By Marcy Stamper
Shelby White, whom people are more accustomed to seeing in ranching attire or on the wrestling mat, donned a tiara, a white lace dress — and cowboy boots — on Sunday (Sept. 10) when she was crowned queen of the Okanogan County Fair for 2018.
White gave her prepared speech on the 70-year history of the fair from the perspective of the fairgrounds themselves, starting with the old red barn in Riverside and moving on to the present compound in Okanogan, with its many barns and buildings.
Shelby, a sophomore at Liberty Bell High School, was also able to parlay a difficult situation into an eloquent answer to the judges’ impromptu question to the four royalty contestants about what they’d learned from the fair.
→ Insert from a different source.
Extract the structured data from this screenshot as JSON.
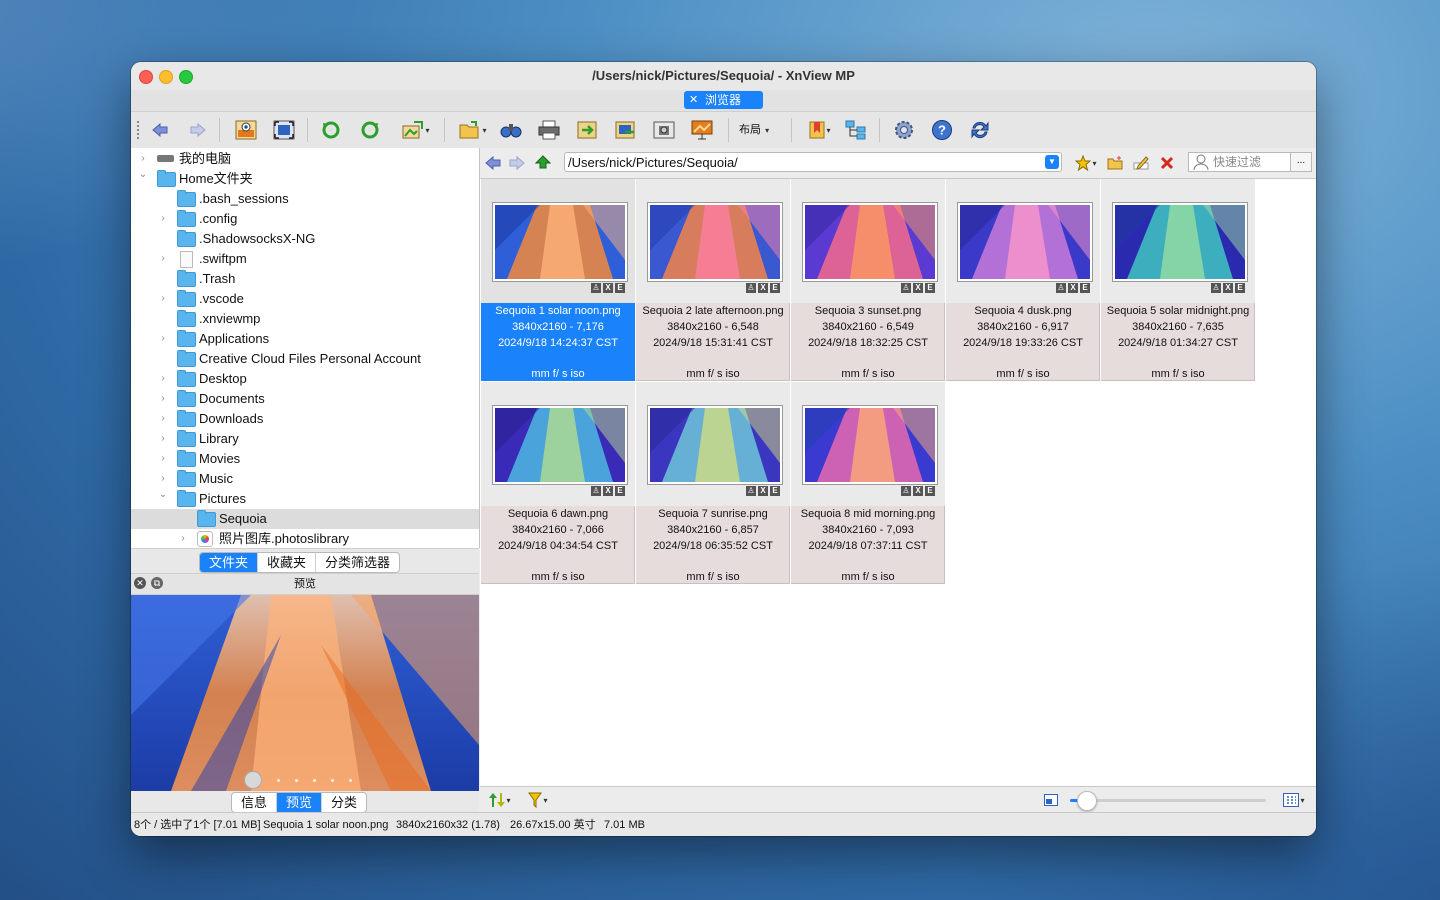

White, who’s been raising animals for the fair for nine years — since she was 6 years old — raised a pig this year, but it was disqualified after she brought it to the fair last week. While healthy, the pig didn’t have a certificate from a veterinarian that showed it had been effectively treated for a nasal infection earlier this summer, said Suellen White, Shelby’s grandmother and coordinator of the Methow Valley Cascaders 4-H Club.
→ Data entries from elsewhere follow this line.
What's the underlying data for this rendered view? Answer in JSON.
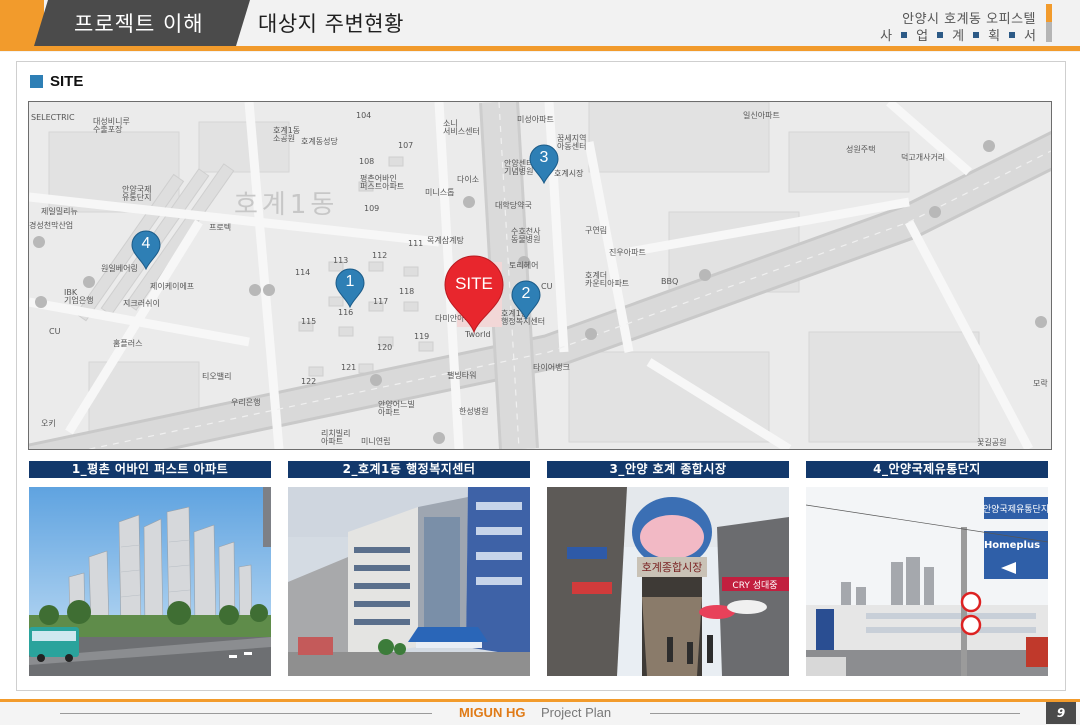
{
  "header": {
    "section_title": "프로젝트 이해",
    "page_title": "대상지 주변현황",
    "project_name": "안양시 호계동 오피스텔",
    "project_subtitle_chars": [
      "사",
      "업",
      "계",
      "획",
      "서"
    ]
  },
  "site_section": {
    "heading": "SITE",
    "icon": "blue-square-bullet-icon"
  },
  "map": {
    "district_label": "호계1동",
    "site_marker": "SITE",
    "markers": [
      "1",
      "2",
      "3",
      "4"
    ],
    "labels": {
      "selectric": "SELECTRIC",
      "apt_top_left": "대성비니루\n수출포장",
      "hogye1_hall": "호계1동\n소공원",
      "hogye_church": "호계동성당",
      "n104": "104",
      "n107": "107",
      "n108": "108",
      "n109": "109",
      "pyeongchon": "평촌어바인\n퍼스트아파트",
      "ministop": "미니스톱",
      "daiso": "다이소",
      "service_center": "소니\n서비스센터",
      "misung_apt": "미성아파트",
      "kkumsaemji": "꿈세지역\n아동센터",
      "anyang_center": "안양센터\n기념병원",
      "hogye_market": "호계시장",
      "ilsin_apt": "일신아파트",
      "sungwon": "성원주택",
      "dukgae": "덕고개사거리",
      "anyang_intl": "안양국제\n유통단지",
      "jeil_meal": "제일밀리뉴",
      "gyeongsung": "경성천막산업",
      "protect": "프로텍",
      "daehak_drug": "대학당약국",
      "suho": "수호천사\n동물병원",
      "guyeonrim": "구연림",
      "jinwoo_apt": "진우아파트",
      "mokgye": "목계삼계탕",
      "toriheo": "토리헤어",
      "cu1": "CU",
      "hogyedeo": "호계더\n카운티아파트",
      "bbq": "BBQ",
      "n113": "113",
      "n114": "114",
      "n111": "111",
      "n112": "112",
      "n115": "115",
      "n116": "116",
      "n117": "117",
      "n118": "118",
      "n119": "119",
      "n120": "120",
      "n121": "121",
      "n122": "122",
      "wonil": "원일베어링",
      "ibk": "IBK\n기업은행",
      "jaykay": "제이케이에프",
      "jigrong": "지크러쉬이",
      "cu2": "CU",
      "homeplus": "홈플러스",
      "sitebuilding": "다미안아파트",
      "tworld": "Tworld",
      "hogye_welfare": "호계1동\n행정복지센터",
      "taya": "타이어뱅크",
      "tiovalley": "티오밸리",
      "woori": "우리은행",
      "pangpang": "팰빙타워",
      "anyang_public": "안양어느빌\n아파트",
      "hansung": "한성병원",
      "richville": "리치빌리\n아파트",
      "miniyeon": "미니연립",
      "kkotgil": "꽃길공원",
      "moraechi": "모락",
      "okji": "오키"
    }
  },
  "cards": [
    {
      "title": "1_평촌 어바인 퍼스트 아파트",
      "image": "apartment-complex-photo"
    },
    {
      "title": "2_호계1동 행정복지센터",
      "image": "administrative-welfare-center-photo"
    },
    {
      "title": "3_안양 호계 종합시장",
      "image": "traditional-market-entrance-photo"
    },
    {
      "title": "4_안양국제유통단지",
      "image": "distribution-complex-street-photo"
    }
  ],
  "photo_text": {
    "market_sign": "호계종합시장",
    "market_banner": "CRY 성대중",
    "sign_road": "안양국제유통단지",
    "sign_homeplus": "Homeplus"
  },
  "footer": {
    "brand": "MIGUN HG",
    "document": "Project Plan",
    "page_number": "9"
  },
  "colors": {
    "accent_orange": "#f29b2c",
    "navy": "#12386b",
    "pin_blue": "#2e7fb5",
    "site_red": "#e8262d"
  }
}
Shelby had been drawn to the pig from early on, bottle-feeding it four times a day to help it gain strength. Although others suggested Shelby choose a different animal to raise for the fair, she was committed to the pig, said Suellen. The pig did so well that it made the minimum weight for the fair.
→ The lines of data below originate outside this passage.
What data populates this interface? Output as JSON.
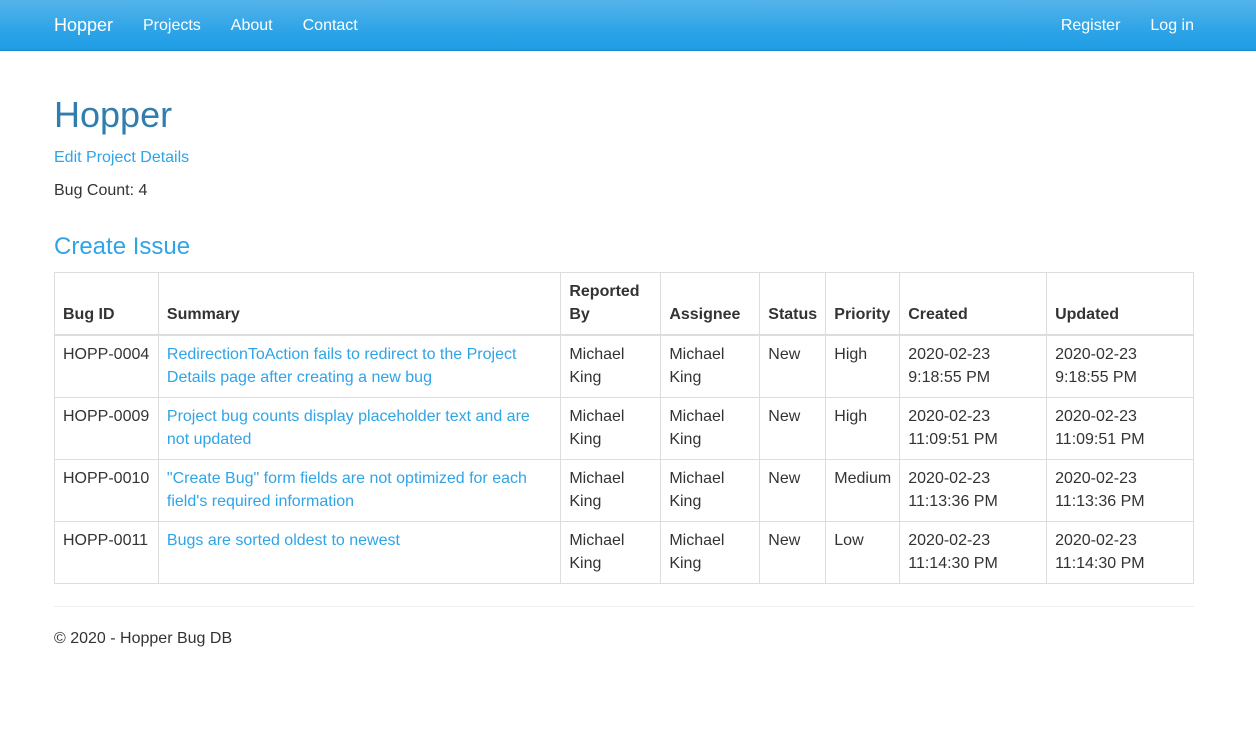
{
  "navbar": {
    "brand": "Hopper",
    "left_links": [
      "Projects",
      "About",
      "Contact"
    ],
    "right_links": [
      "Register",
      "Log in"
    ],
    "color": "#2fa4e7"
  },
  "project": {
    "title": "Hopper",
    "edit_link": "Edit Project Details",
    "bug_count_text": "Bug Count: 4"
  },
  "create_issue_label": "Create Issue",
  "table": {
    "headers": [
      "Bug ID",
      "Summary",
      "Reported By",
      "Assignee",
      "Status",
      "Priority",
      "Created",
      "Updated"
    ],
    "rows": [
      {
        "bug_id": "HOPP-0004",
        "summary": "RedirectionToAction fails to redirect to the Project Details page after creating a new bug",
        "reported_by": "Michael King",
        "assignee": "Michael King",
        "status": "New",
        "priority": "High",
        "created": "2020-02-23 9:18:55 PM",
        "updated": "2020-02-23 9:18:55 PM"
      },
      {
        "bug_id": "HOPP-0009",
        "summary": "Project bug counts display placeholder text and are not updated",
        "reported_by": "Michael King",
        "assignee": "Michael King",
        "status": "New",
        "priority": "High",
        "created": "2020-02-23 11:09:51 PM",
        "updated": "2020-02-23 11:09:51 PM"
      },
      {
        "bug_id": "HOPP-0010",
        "summary": "\"Create Bug\" form fields are not optimized for each field's required information",
        "reported_by": "Michael King",
        "assignee": "Michael King",
        "status": "New",
        "priority": "Medium",
        "created": "2020-02-23 11:13:36 PM",
        "updated": "2020-02-23 11:13:36 PM"
      },
      {
        "bug_id": "HOPP-0011",
        "summary": "Bugs are sorted oldest to newest",
        "reported_by": "Michael King",
        "assignee": "Michael King",
        "status": "New",
        "priority": "Low",
        "created": "2020-02-23 11:14:30 PM",
        "updated": "2020-02-23 11:14:30 PM"
      }
    ]
  },
  "footer": {
    "text": "© 2020 - Hopper Bug DB"
  }
}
After taking a deep breath, Shelby told the judges that she’d learned that, when you make decisions, you need to do so with the future in mind.
Shelby will be able to sell the pig independently, but that’s unlikely to bring as much per pound as if it had been included in the market sale at the fair, said Suellen As ambassador for the fair over the next year, Shelby will travel to parades, rodeos, schools and chamber of commerce meetings around the county.